Permanecia sempre firme e resiliente, assim como a raiz pivotante de uma seringueira, a árvore. Ela encarou a doença como uma prova de sua fé, usando-a para inspirar e encorajar outras pessoas ao seu redor. Mesmo em meio ao sofrimento, Maria irradiava esperança, mostrando a força de seu espírito.


Ela viajou para Manaus e, em seguida, para São Paulo, onde realizou radioterapia e conseguiu se curar. No entanto, 17 anos após esse período, sentiu dores em uma das coxas e procurou atendimento médico. Foi diagnosticada novamente com câncer, desta vez no útero, que precisou ser removido. Apesar dos desafios, ela continuou sua vida, dedicando-se aos cuidados dos filhos e aquecendo o coração dos netos.


Anos antes de ser diagnosticada com câncer de mama em um dia qualquer da semana, Maria das Neves estava almoçando com seu marido, sentado à cabeceira da mesa, os filhos ao redor, quando o assunto surgiu: meu último desejo quando eu morrer.

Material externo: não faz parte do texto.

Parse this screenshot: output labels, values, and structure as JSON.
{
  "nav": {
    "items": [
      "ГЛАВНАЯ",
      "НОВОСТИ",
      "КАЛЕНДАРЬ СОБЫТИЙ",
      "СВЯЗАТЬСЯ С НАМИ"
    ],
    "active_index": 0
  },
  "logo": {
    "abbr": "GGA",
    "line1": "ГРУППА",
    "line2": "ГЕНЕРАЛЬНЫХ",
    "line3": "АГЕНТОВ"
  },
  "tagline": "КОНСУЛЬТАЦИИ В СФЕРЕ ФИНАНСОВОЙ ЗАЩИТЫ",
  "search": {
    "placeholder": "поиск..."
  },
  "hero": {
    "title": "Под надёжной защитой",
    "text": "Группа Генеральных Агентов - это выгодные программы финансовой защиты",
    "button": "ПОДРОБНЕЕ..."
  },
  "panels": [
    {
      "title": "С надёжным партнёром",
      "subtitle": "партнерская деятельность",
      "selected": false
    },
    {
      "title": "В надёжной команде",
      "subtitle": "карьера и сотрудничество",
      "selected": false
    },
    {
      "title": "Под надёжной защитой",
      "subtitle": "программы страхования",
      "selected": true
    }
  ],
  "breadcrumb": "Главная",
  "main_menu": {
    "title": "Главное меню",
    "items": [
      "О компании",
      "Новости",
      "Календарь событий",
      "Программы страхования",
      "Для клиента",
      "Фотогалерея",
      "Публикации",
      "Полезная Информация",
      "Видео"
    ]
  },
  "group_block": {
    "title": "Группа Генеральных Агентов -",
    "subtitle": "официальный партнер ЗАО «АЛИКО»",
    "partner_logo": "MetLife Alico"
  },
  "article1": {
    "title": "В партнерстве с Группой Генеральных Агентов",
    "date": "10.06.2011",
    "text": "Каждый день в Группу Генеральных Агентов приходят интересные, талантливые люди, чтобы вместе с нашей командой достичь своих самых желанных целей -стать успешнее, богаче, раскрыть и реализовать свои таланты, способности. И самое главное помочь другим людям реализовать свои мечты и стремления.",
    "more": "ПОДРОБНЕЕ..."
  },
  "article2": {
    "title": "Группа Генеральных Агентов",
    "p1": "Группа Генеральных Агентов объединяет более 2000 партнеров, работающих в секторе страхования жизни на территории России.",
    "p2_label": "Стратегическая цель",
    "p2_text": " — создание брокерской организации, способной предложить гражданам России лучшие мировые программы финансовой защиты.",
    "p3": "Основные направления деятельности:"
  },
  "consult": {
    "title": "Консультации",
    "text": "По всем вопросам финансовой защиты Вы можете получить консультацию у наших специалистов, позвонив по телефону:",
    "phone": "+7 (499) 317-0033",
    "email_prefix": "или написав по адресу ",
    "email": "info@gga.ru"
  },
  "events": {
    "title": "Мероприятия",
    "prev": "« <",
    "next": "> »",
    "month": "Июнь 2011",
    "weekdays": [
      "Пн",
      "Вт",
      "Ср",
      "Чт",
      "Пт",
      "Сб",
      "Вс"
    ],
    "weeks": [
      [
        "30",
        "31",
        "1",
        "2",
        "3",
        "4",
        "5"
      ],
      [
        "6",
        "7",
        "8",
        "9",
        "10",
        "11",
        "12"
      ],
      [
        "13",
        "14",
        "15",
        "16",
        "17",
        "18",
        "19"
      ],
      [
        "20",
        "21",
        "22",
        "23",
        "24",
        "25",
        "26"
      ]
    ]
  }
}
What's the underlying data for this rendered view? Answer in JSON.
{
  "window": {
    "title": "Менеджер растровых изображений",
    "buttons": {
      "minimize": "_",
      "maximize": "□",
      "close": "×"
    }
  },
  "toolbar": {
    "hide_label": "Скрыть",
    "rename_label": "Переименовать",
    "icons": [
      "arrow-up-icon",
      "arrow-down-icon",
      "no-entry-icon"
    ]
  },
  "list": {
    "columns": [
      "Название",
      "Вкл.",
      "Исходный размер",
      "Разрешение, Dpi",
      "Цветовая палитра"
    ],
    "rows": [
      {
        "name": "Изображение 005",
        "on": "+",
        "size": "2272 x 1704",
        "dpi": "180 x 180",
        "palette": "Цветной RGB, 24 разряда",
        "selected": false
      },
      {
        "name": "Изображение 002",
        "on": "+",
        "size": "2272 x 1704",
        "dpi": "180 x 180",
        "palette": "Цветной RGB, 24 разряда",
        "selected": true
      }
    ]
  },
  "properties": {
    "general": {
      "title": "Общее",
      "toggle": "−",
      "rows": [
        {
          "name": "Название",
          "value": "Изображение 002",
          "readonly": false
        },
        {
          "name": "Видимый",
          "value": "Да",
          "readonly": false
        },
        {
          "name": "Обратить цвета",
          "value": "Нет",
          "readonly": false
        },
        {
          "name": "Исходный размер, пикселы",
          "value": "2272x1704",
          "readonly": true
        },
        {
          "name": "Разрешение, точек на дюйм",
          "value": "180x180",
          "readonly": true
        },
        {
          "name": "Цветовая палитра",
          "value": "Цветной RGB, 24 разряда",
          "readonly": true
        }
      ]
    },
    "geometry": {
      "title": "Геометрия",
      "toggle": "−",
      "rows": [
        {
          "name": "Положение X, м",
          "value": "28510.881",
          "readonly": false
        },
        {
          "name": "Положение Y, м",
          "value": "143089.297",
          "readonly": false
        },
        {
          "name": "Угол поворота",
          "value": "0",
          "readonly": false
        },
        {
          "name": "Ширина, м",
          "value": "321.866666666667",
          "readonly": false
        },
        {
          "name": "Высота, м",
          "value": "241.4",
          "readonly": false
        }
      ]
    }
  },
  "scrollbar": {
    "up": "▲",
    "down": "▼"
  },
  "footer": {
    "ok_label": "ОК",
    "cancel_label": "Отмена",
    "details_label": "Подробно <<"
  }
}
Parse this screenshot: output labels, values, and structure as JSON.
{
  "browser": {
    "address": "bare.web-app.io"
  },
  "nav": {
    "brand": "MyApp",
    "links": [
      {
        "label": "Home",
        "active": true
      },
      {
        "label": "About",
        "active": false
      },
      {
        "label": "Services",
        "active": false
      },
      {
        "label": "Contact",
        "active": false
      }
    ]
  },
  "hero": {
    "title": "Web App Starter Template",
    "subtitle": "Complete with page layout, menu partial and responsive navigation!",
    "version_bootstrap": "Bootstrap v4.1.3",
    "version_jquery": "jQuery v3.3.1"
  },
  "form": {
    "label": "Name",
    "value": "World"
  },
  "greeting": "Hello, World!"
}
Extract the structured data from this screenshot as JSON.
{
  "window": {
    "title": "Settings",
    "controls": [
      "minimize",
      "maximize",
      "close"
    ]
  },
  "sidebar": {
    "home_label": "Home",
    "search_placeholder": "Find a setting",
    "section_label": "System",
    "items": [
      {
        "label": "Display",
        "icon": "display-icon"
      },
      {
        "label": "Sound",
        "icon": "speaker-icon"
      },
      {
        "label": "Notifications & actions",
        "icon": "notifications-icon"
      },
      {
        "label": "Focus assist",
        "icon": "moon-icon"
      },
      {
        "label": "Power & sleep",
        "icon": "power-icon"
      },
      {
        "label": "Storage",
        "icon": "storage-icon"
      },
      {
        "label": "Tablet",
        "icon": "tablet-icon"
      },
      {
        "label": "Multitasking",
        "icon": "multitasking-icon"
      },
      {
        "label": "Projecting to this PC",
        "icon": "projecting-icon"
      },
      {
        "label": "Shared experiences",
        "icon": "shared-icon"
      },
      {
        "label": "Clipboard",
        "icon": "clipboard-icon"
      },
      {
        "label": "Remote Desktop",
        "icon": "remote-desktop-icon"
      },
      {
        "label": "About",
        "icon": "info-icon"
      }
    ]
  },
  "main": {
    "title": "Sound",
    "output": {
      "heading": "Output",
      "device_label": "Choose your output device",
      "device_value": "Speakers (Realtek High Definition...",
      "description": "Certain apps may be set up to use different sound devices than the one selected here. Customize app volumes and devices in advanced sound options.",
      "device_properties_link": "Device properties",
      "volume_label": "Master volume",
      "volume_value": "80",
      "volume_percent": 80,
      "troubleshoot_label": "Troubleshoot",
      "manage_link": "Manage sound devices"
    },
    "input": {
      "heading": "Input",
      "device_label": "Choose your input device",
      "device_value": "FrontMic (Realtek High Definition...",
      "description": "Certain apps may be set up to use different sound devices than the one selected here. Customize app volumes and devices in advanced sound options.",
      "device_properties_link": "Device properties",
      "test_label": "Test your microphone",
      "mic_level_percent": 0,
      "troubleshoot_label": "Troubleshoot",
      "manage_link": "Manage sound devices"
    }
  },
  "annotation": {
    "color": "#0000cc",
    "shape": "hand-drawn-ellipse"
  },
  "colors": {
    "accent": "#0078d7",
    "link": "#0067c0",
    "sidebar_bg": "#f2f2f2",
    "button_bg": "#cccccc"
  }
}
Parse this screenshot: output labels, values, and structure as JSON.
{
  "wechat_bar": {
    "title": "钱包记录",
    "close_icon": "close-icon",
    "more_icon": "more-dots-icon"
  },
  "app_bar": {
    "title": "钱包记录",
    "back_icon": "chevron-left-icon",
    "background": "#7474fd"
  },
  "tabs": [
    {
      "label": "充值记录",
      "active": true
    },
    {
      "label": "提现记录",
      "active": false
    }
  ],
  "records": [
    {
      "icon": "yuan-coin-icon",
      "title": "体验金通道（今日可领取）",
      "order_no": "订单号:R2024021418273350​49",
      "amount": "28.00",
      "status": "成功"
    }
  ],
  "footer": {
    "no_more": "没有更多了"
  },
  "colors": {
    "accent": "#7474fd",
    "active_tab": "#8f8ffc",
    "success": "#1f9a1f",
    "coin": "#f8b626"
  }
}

Todos riram da conversa. Para Maria, falar sobre a morte era tão natural quanto falar sobre a vida. Seu marido, em tom solene, disse:


_ Após minha partida, por favor, retornem-me à minha cidade natal e concedam-me o descanso eterno ao lado de minha mãe. É lá, em minha derradeira morada, que desejo repousar. Anos mais tarde, esse pedido foi meticulosamente atendido.”


Foi então que Maria das Neves se pronunciou:


_ Certamente, minha partida será diferente. Pretendo deixar esse mundo no alvorecer, em um dia belíssimo. Peço que não me transportem de avião para qualquer lugar. Em vez de ser velada em casa, prefiro que seja na Igreja Batista da Colina, onde o Pastor Sebastião pregava (ainda está lá até os dias de hoje).


O sepultamento deve ocorrer no mesmo dia, no início da tarde. Depositem meu corpo no primeiro túmulo disponível no cemitério. Afinal, não será eu ali, apenas uma casca. Acrescento um detalhe: peço que todos mantenham a compostura, sem gritos ou escândalos. Não me matem de vergonha no meu velório. Foi o seu pedido aos filhos e ao marido.


Um lindo dia para morrer…


No início de 1994, Maria das Neves começou a experimentar alguns episódios de falta de ar. Ela foi hospitalizada várias vezes no Hospital Santa Juliana. Surpreendentemente, mesmo em meio à sua condição física debilitada, ela mantinha um espírito elevado, oferecendo consolo aos filhos e aos que a visitavam falando da bondade de Deus.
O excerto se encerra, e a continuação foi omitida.